Place of discovery: NO 2873 4460

Present location: Meigle Museum.

Evidence for discovery: when Skene sketched it in the early 1830s, it was built into the wall of the stable court at Kirkhill, with face C visible. Subsequently it was removed and the broken lower edge was cut back to form a tenon, as illustrated by Chalmers and Stuart in the mid nineteenth century. This tenon was later chiselled away for reuse as a building stone.

Present condition: only the top portion survives, on which some of the carving and the edges are damaged.

Description

This fragment belonged to a small grave-marker with a top shaped into a pediment. It is carved in relief on both broad faces, within a plain flat-band moulding. The width and height of face A are spanned by a cross with rectangular terminals and rounded armpits, the whole outlined by a roll moulding. A central roundel contains three spirals and the arms are filled with heavy diagonal key pattern. Below the left arm is part of a double-disc symbol, the surviving disc containing a spiral.

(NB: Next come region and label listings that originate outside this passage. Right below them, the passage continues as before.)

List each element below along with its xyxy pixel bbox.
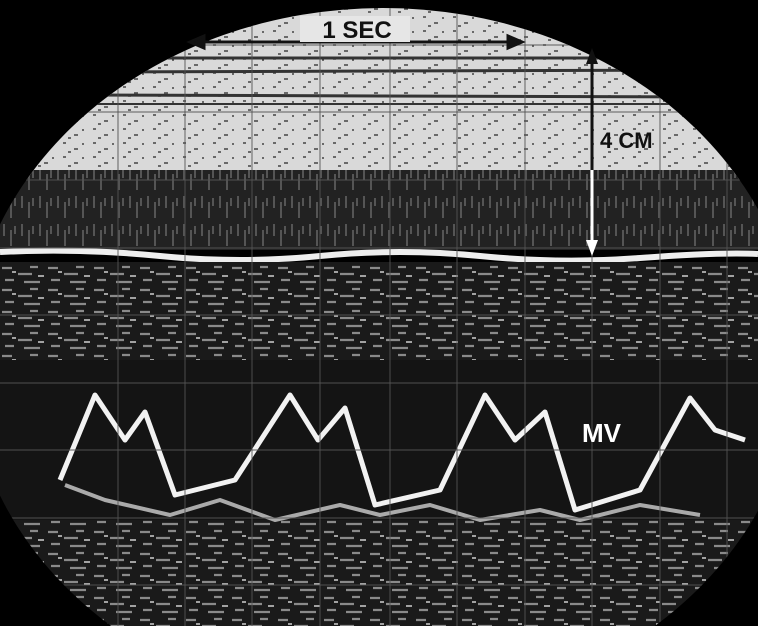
chest-wall xyxy=(0,170,758,250)
depth-scale-label: 4 CM xyxy=(600,128,653,153)
structure-label: MV xyxy=(582,418,622,448)
page: {"labels": {"time_scale": "1 SEC", "dept… xyxy=(0,0,758,626)
posterior-wall xyxy=(0,520,758,626)
septum xyxy=(0,262,758,362)
echocardiogram: 1 SEC 4 CM MV xyxy=(0,0,758,626)
scan-area xyxy=(0,0,758,626)
time-scale-label: 1 SEC xyxy=(322,17,391,44)
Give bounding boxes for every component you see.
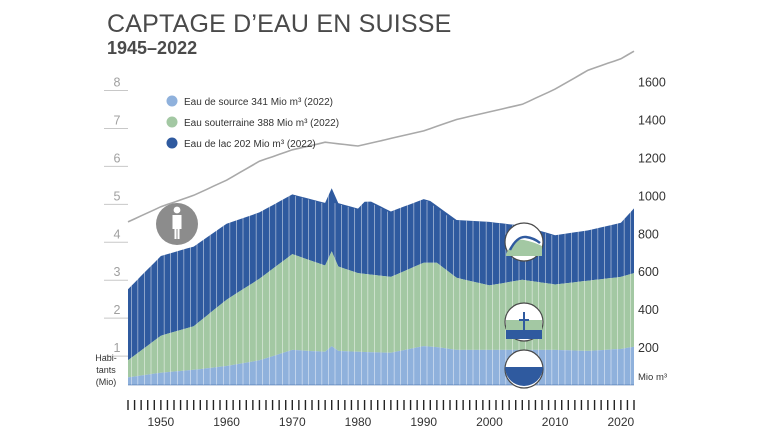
illustration-icons	[156, 203, 544, 389]
right-axis: 200 400 600 800 1000 1200 1400 1600 Mio m³	[638, 76, 667, 383]
population-series	[127, 50, 635, 223]
x-tick-label: 2000	[476, 415, 503, 429]
x-tick-label: 1980	[345, 415, 372, 429]
groundwater-icon-aquifer	[506, 330, 542, 339]
lake-icon-water	[505, 367, 543, 386]
right-tick-label: 1000	[638, 189, 666, 203]
x-tick-label: 1970	[279, 415, 306, 429]
year-separators	[130, 188, 632, 385]
right-tick-label: 600	[638, 265, 659, 279]
left-tick-label: 3	[114, 265, 121, 279]
x-axis: 1950 1960 1970 1980 1990 2000 2010 2020	[127, 384, 635, 429]
population-line	[127, 50, 635, 223]
right-tick-label: 1200	[638, 151, 666, 165]
legend-label: Eau de source 341 Mio m³ (2022)	[184, 97, 333, 108]
legend: Eau de source 341 Mio m³ (2022) Eau soute…	[166, 95, 339, 150]
right-tick-label: 400	[638, 303, 659, 317]
legend-label: Eau de lac 202 Mio m³ (2022)	[184, 139, 316, 150]
right-axis-unit: Mio m³	[638, 372, 667, 383]
spring-icon-water	[508, 235, 541, 251]
left-axis: 1 2 3 4 5 6 7 8 Habi-tants (Mio)	[95, 76, 128, 387]
legend-swatch	[166, 95, 178, 107]
left-tick-label: 8	[114, 76, 121, 90]
left-tick-label: 6	[114, 151, 121, 165]
chart-title: CAPTAGE D’EAU EN SUISSE	[107, 10, 452, 38]
left-tick-label: 2	[114, 303, 121, 317]
legend-label: Eau souterraine 388 Mio m³ (2022)	[184, 118, 339, 129]
left-tick-label: 1	[114, 341, 121, 355]
left-axis-label: Habi-	[95, 353, 117, 363]
left-tick-label: 7	[114, 113, 121, 127]
left-axis-label: (Mio)	[96, 377, 117, 387]
x-tick-label: 1990	[410, 415, 437, 429]
x-tick-label: 1960	[213, 415, 240, 429]
x-tick-label: 1950	[148, 415, 175, 429]
person-icon-body	[172, 215, 182, 239]
right-tick-label: 1400	[638, 113, 666, 127]
chart-subtitle: 1945–2022	[107, 38, 198, 58]
left-axis-label: tants	[96, 365, 116, 375]
right-tick-label: 800	[638, 227, 659, 241]
right-tick-label: 200	[638, 341, 659, 355]
x-tick-label: 2020	[608, 415, 635, 429]
legend-swatch	[166, 116, 178, 128]
right-tick-label: 1600	[638, 76, 666, 90]
person-icon-head	[173, 206, 181, 214]
x-tick-label: 2010	[542, 415, 569, 429]
left-tick-label: 4	[114, 227, 121, 241]
legend-swatch	[166, 137, 178, 149]
left-tick-label: 5	[114, 189, 121, 203]
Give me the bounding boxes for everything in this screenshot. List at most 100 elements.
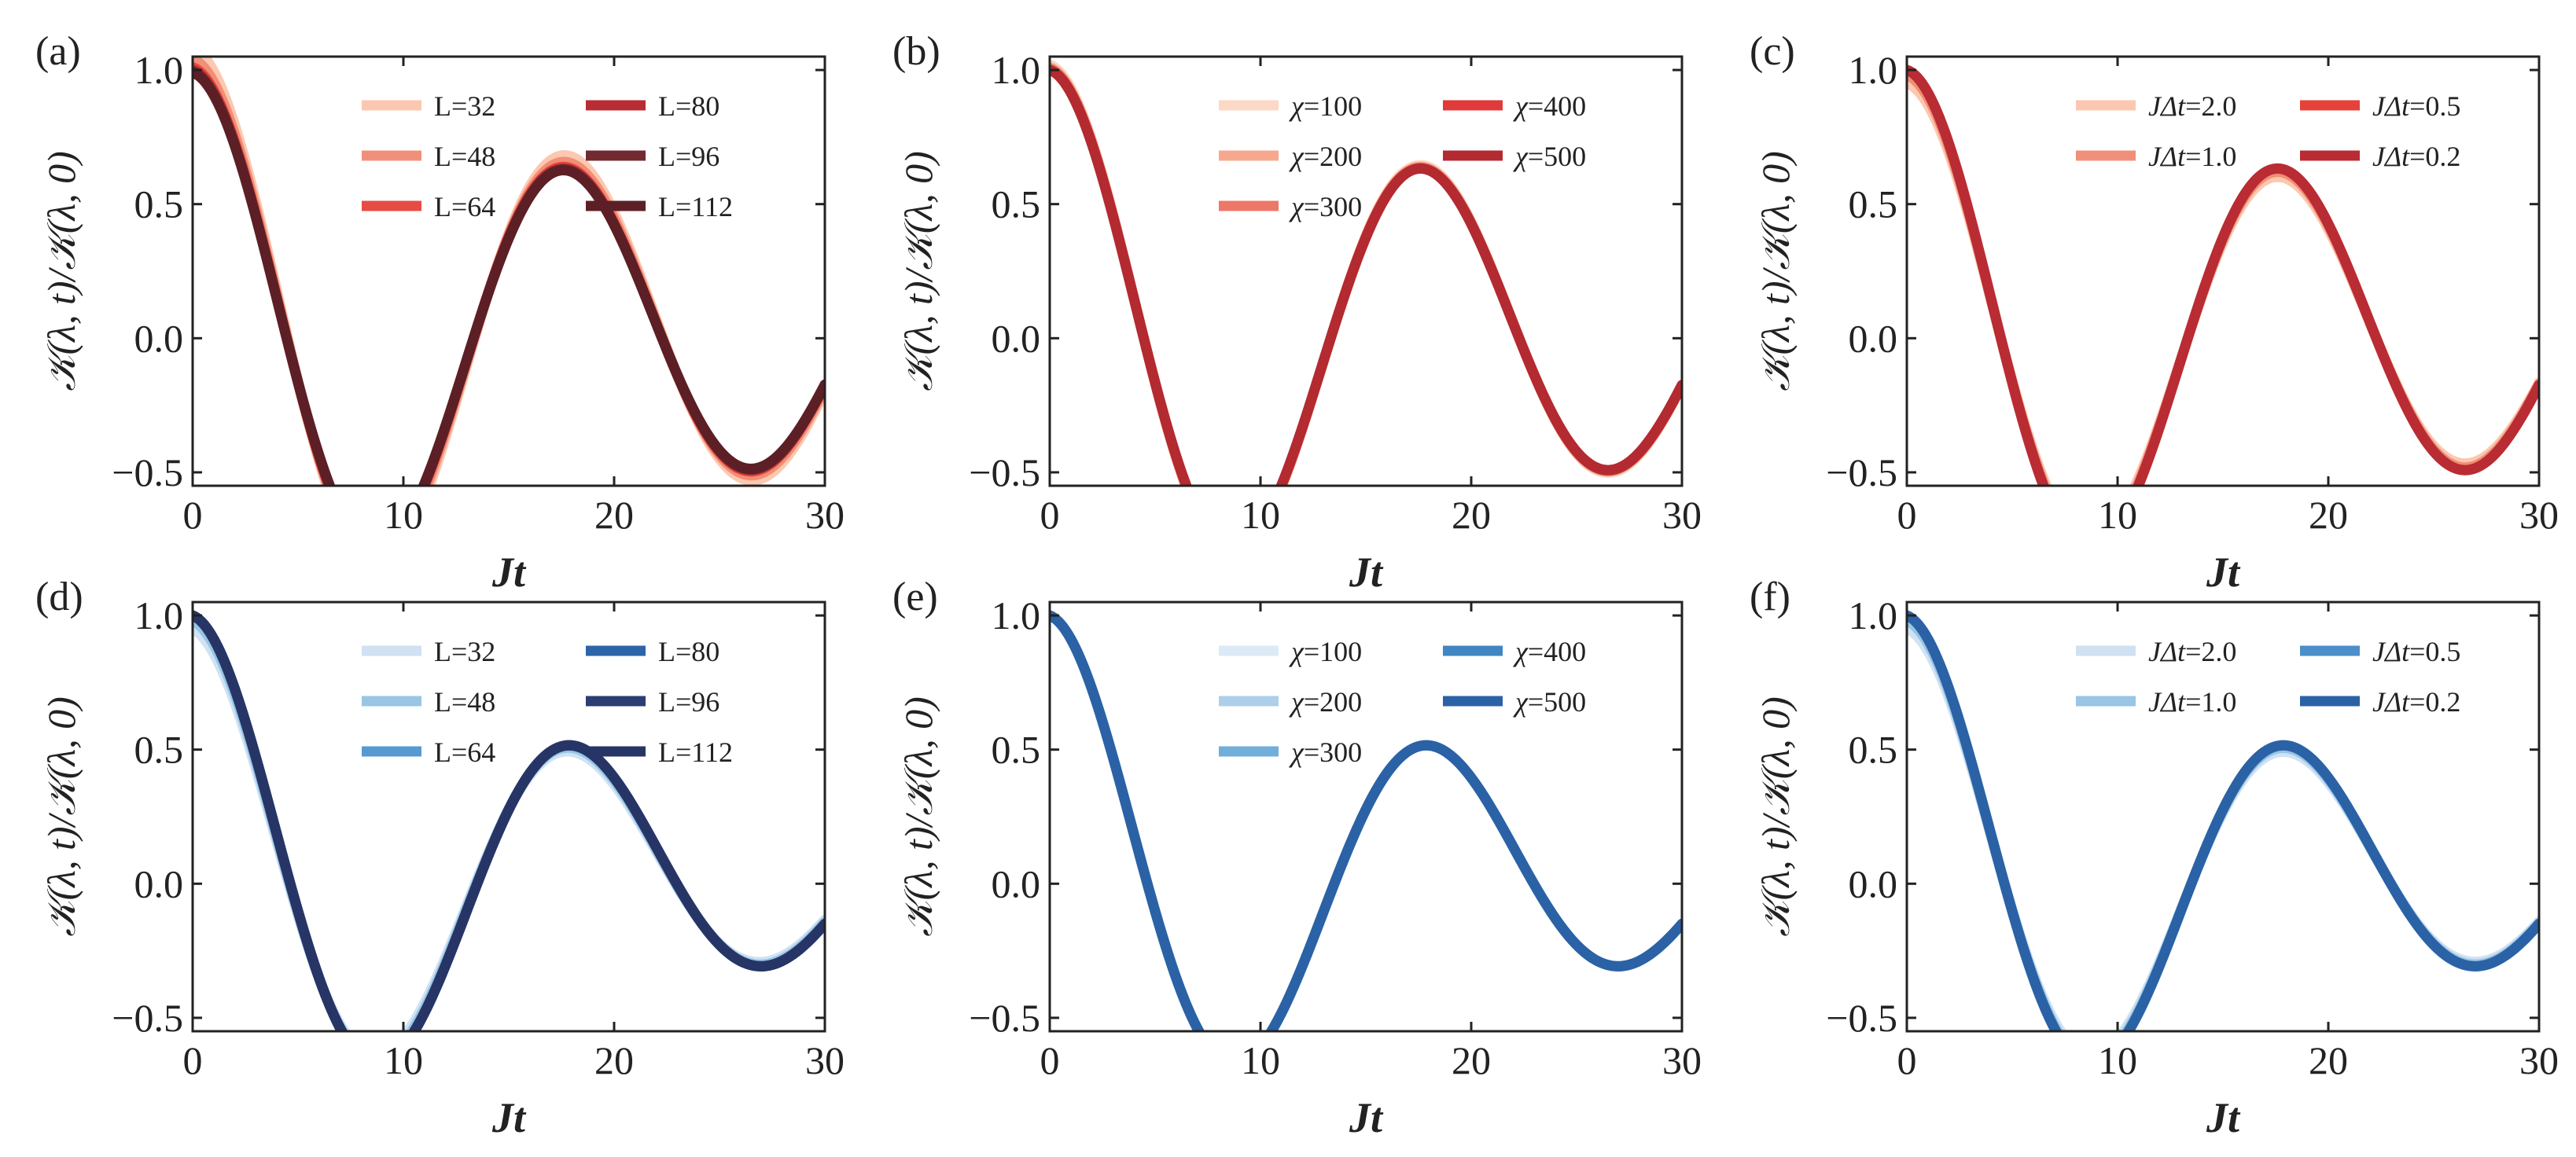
series-line-5 [193, 610, 825, 1031]
series-line-3 [193, 64, 825, 486]
y-tick-label: 0.5 [1849, 182, 1898, 226]
legend: JΔt=2.0 JΔt=1.0 JΔt=0.5 JΔt=0.2 [2076, 636, 2460, 718]
series-line-2 [193, 62, 825, 486]
legend-label: L=112 [658, 191, 733, 222]
legend-label: L=112 [658, 736, 733, 768]
series-lines [1907, 610, 2539, 1031]
series-lines [1050, 59, 1682, 486]
series-line-4 [1050, 64, 1682, 486]
legend-item: L=80 [586, 90, 719, 122]
legend-label: χ=400 [1513, 636, 1586, 667]
series-line-1 [193, 57, 825, 486]
series-line-0 [197, 57, 825, 486]
legend-label: JΔt=0.2 [2372, 686, 2460, 718]
y-tick-label: −0.5 [112, 450, 183, 494]
y-tick-label: −0.5 [969, 450, 1040, 494]
legend-label: χ=300 [1289, 736, 1362, 768]
axes-frame [1905, 55, 2541, 487]
x-axis-label: Jt [1349, 1094, 1384, 1141]
legend: χ=100 χ=200 χ=300 χ=400 χ=500 [1219, 636, 1586, 768]
y-axis-label: 𝒦(λ, t)/𝒦(λ, 0) [1754, 151, 1798, 391]
x-tick-label: 30 [805, 493, 845, 537]
legend-item: JΔt=0.2 [2300, 141, 2460, 172]
legend-label: χ=500 [1513, 141, 1586, 172]
y-tick-label: 0.5 [992, 182, 1041, 226]
axes-frame [1048, 55, 1684, 487]
y-tick-label: 0.5 [134, 182, 184, 226]
y-tick-label: 0.0 [992, 316, 1041, 360]
x-tick-label: 30 [1662, 1038, 1702, 1082]
x-axis-label: Jt [2206, 549, 2241, 596]
legend-label: χ=100 [1289, 636, 1362, 667]
legend-label: L=64 [434, 736, 495, 768]
x-axis-label: Jt [491, 1094, 527, 1141]
x-tick-label: 10 [1241, 1038, 1280, 1082]
series-line-0 [193, 623, 825, 1031]
x-tick-label: 10 [384, 1038, 423, 1082]
legend: L=32 L=48 L=64 L=80 L=96 L=112 [362, 636, 733, 768]
legend: χ=100 χ=200 χ=300 χ=400 χ=500 [1219, 90, 1586, 222]
y-tick-label: 0.5 [134, 728, 184, 772]
y-axis-label: 𝒦(λ, t)/𝒦(λ, 0) [896, 151, 940, 391]
series-line-3 [1907, 64, 2539, 486]
legend-label: JΔt=0.2 [2372, 141, 2460, 172]
x-tick-label: 0 [183, 493, 203, 537]
legend: JΔt=2.0 JΔt=1.0 JΔt=0.5 JΔt=0.2 [2076, 90, 2460, 172]
y-axis-label: 𝒦(λ, t)/𝒦(λ, 0) [1754, 696, 1798, 937]
panel-label: (b) [892, 29, 940, 74]
legend-item: χ=300 [1219, 736, 1362, 768]
legend-item: L=64 [362, 736, 495, 768]
y-tick-label: 1.0 [992, 593, 1041, 637]
y-tick-label: −0.5 [1826, 450, 1897, 494]
x-tick-label: 20 [2309, 1038, 2348, 1082]
y-tick-label: 0.5 [1849, 728, 1898, 772]
x-tick-label: 30 [805, 1038, 845, 1082]
y-axis-label: 𝒦(λ, t)/𝒦(λ, 0) [39, 151, 83, 391]
x-tick-label: 0 [1040, 493, 1060, 537]
legend: L=32 L=48 L=64 L=80 L=96 L=112 [362, 90, 733, 222]
y-tick-label: 1.0 [134, 593, 184, 637]
legend-label: JΔt=0.5 [2372, 90, 2460, 122]
legend-item: χ=200 [1219, 141, 1362, 172]
series-line-4 [1050, 610, 1682, 1031]
legend-item: JΔt=2.0 [2076, 90, 2236, 122]
series-line-1 [1050, 62, 1682, 486]
panel-label: (c) [1750, 29, 1795, 74]
legend-item: χ=200 [1219, 686, 1362, 718]
panel-c: 0 10 20 30 −0.5 0.0 0.5 1.0 (c) Jt 𝒦(λ, t)/𝒦(λ, 0)… [1750, 29, 2559, 596]
legend-label: JΔt=2.0 [2148, 90, 2236, 122]
legend-label: L=96 [658, 141, 719, 172]
x-tick-label: 0 [1897, 493, 1917, 537]
y-tick-label: 0.0 [134, 316, 184, 360]
series-line-5 [193, 67, 825, 486]
series-line-1 [1050, 610, 1682, 1031]
legend-label: L=80 [658, 636, 719, 667]
panel-label: (d) [35, 575, 83, 619]
y-tick-label: 1.0 [992, 48, 1041, 92]
legend-item: χ=400 [1443, 636, 1586, 667]
legend-item: L=96 [586, 141, 719, 172]
legend-item: JΔt=1.0 [2076, 686, 2236, 718]
x-tick-label: 30 [2519, 1038, 2559, 1082]
panel-a: 0 10 20 30 −0.5 0.0 0.5 1.0 (a) Jt 𝒦(λ, t)/𝒦(λ, 0)… [35, 29, 845, 596]
x-axis-label: Jt [491, 549, 527, 596]
legend-item: L=48 [362, 686, 495, 718]
legend-label: JΔt=1.0 [2148, 141, 2236, 172]
axes-frame [191, 601, 826, 1033]
x-tick-label: 20 [1452, 1038, 1491, 1082]
legend-item: χ=100 [1219, 90, 1362, 122]
panel-label: (e) [892, 575, 938, 619]
legend-item: L=64 [362, 191, 495, 222]
x-tick-label: 20 [594, 1038, 634, 1082]
legend-label: L=48 [434, 141, 495, 172]
legend-label: L=32 [434, 636, 495, 667]
x-tick-label: 20 [1452, 493, 1491, 537]
y-tick-label: −0.5 [1826, 996, 1897, 1040]
legend-label: L=80 [658, 90, 719, 122]
y-tick-label: 0.5 [992, 728, 1041, 772]
series-lines [1907, 64, 2539, 486]
y-tick-label: 0.0 [134, 861, 184, 905]
legend-label: χ=400 [1513, 90, 1586, 122]
legend-item: L=32 [362, 90, 495, 122]
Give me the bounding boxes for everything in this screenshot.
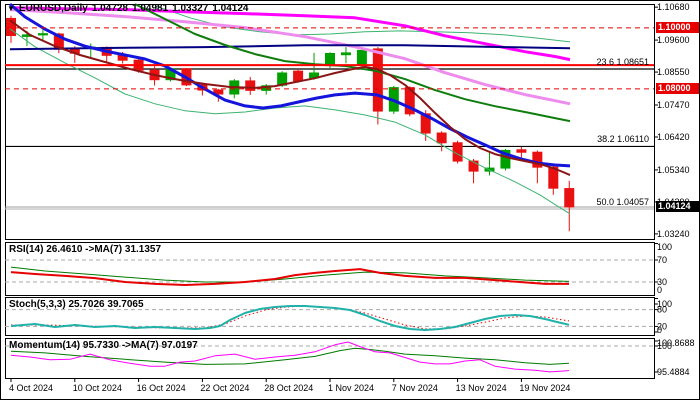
main-panel-frame [5,4,655,240]
price-axis-label: 1.07470 [657,100,690,110]
stochastic-axis-label: 100 [657,299,672,309]
band-lower-line [9,28,571,215]
ma-violet-line [9,8,571,106]
price-axis-label: 1.05340 [657,165,690,175]
time-axis-label: 10 Oct 2024 [73,383,122,393]
candle-body[interactable] [37,33,48,36]
price-alert-badge-1.10000: 1.10000 [656,22,699,34]
candle-body[interactable] [532,151,543,168]
candle-body[interactable] [340,52,351,56]
momentum-ma-line [10,347,570,365]
time-axis-label: 16 Oct 2024 [137,383,186,393]
ohlc-high: 1.04981 [131,3,169,14]
time-axis-label: 19 Nov 2024 [519,383,570,393]
candle-body[interactable] [293,70,304,82]
rsi-panel-frame [5,242,655,296]
rsi-main-line [10,268,569,286]
rsi-axis-label: 30 [657,277,667,287]
rsi-axis-label: 100 [657,242,672,252]
ma-blue-line [9,2,571,168]
time-axis-label: 4 Oct 2024 [9,383,53,393]
rsi-indicator-label: RSI(14) 26.4610 ->MA(7) 31.1357 [9,244,162,255]
fib-level-38.2-label[interactable]: 38.2 1.06110 [597,134,649,145]
momentum-axis-label: 100.8688 [657,338,695,348]
candle-body[interactable] [468,160,479,172]
price-axis-label: 1.03240 [657,229,690,239]
candle-body[interactable] [436,132,447,144]
candle-body[interactable] [516,149,527,153]
candle-body[interactable] [356,49,367,65]
ohlc-close: 1.04124 [212,3,249,14]
chart-symbol-period: EURUSD,Daily [18,3,88,14]
candle-body[interactable] [372,48,383,112]
price-axis-label: 1.08550 [657,67,690,77]
stochastic-indicator-label: Stoch(5,3,3) 25.7026 39.7065 [9,299,144,310]
candle-body[interactable] [213,89,224,95]
stochastic-axis-label: 20 [657,321,667,331]
momentum-axis-label: 95.4884 [657,367,690,377]
stochastic-axis-label: 80 [657,305,667,315]
time-axis-label: 7 Nov 2024 [392,383,438,393]
momentum-indicator-label: Momentum(14) 95.7330 ->MA(7) 97.0197 [9,340,198,351]
rsi-axis-label: 70 [657,255,667,265]
fib-level-23.6-label[interactable]: 23.6 1.08651 [596,56,649,67]
price-alert-badge-1.08000: 1.08000 [656,83,699,95]
fib-level-50.0-label[interactable]: 50.0 1.04057 [596,197,649,207]
candle-body[interactable] [6,17,16,37]
candle-body[interactable] [245,80,256,91]
time-axis-label: 13 Nov 2024 [456,383,507,393]
time-axis-label: 22 Oct 2024 [200,383,249,393]
ma-navy-line [9,44,571,51]
chart-title-bar: ▼ EURUSD,Daily 1.04728 1.04981 1.03327 1.0412… [7,3,252,14]
current-price-badge: 1.04124 [656,201,699,213]
ohlc-low: 1.03327 [172,3,209,14]
ma-maroon-line [9,19,571,177]
rsi-axis-label: 0 [657,285,662,295]
time-axis-label: 1 Nov 2024 [328,383,374,393]
chart-dropdown-arrow-icon[interactable]: ▼ [7,4,15,13]
price-axis-label: 1.10680 [657,2,690,12]
ma-magenta-line [9,6,571,62]
time-axis-label: 28 Oct 2024 [264,383,313,393]
stochastic-panel-frame [5,297,655,336]
momentum-main-line [10,341,570,373]
price-axis-label: 1.06420 [657,132,690,142]
ohlc-open: 1.04728 [91,3,128,14]
stochastic-axis-label: 0 [657,325,662,335]
candle-body[interactable] [404,87,415,115]
rsi-ma-line [10,266,570,283]
price-axis-label: 1.09600 [657,35,690,45]
momentum-axis-label: 100 [657,341,672,351]
candle-body[interactable] [500,149,511,169]
candle-body[interactable] [564,188,575,208]
stoch-main-line [10,305,570,331]
candle-body[interactable] [325,52,335,67]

Face C is carved with a solitary warrior riding a horse cantering towards the left. The rider is bearded and has curly hair, and he is armed with a sword and spear. The sword scabbard has a D-shaped chap or protective terminal. He is sitting on a striped saddle-cloth which appears to show a slipper-stirrup in which his left foot is braced, but it may simply be a shoe.

Date: ninth century.

References: ECMS pt 3, 296-7; RCAHMS 1994, 98; Fraser 2008, no 189.2.

Desk-based information compiled by A Ritchie 2018

Archaeology Notes (1990)

NO24SE 25.03 2872 4459.

The upper part of a gabled cross-slab was formerly built into the wall of the old parish church (NO24SE 33.00), and the lower part of the stone has been re-shaped on two occasions; the slab now measures 0.41m in height, 0.33m in width and 0.07m in thickness. The cross has rounded armpits and is decorated with key-pattern around a central triple spiral; to the left of the shaft there is a fragmentary double-disc symbol. On the back there is a bearded horseman with a spear, a sword in a scabbard with a chape, and a pointed shoe; his saddle-cloth bears

a striped pattern.

Chalmers, followed by Stuart, illustrated a tenon at the base of the fragment, as though the stone had been refashioned in antiquity in order to fit into a socketed recumbent slab, but the tenon no longer survives, and this feature is thus shown within dashed lines on the accompanying figure.

Information from RCAHMS (JNGR) 1990

P Chalmers 1848; J Stuart 1856.

Activities

Publication Account (1964)

No. 3 Upper part of upright cross-slab; decorated on the left of the shaft the top of the double-disc symbol: on the other side, a horseman wearing pointed shoes, armed with spear and sword. Note reins, bridle and saddle-cloth.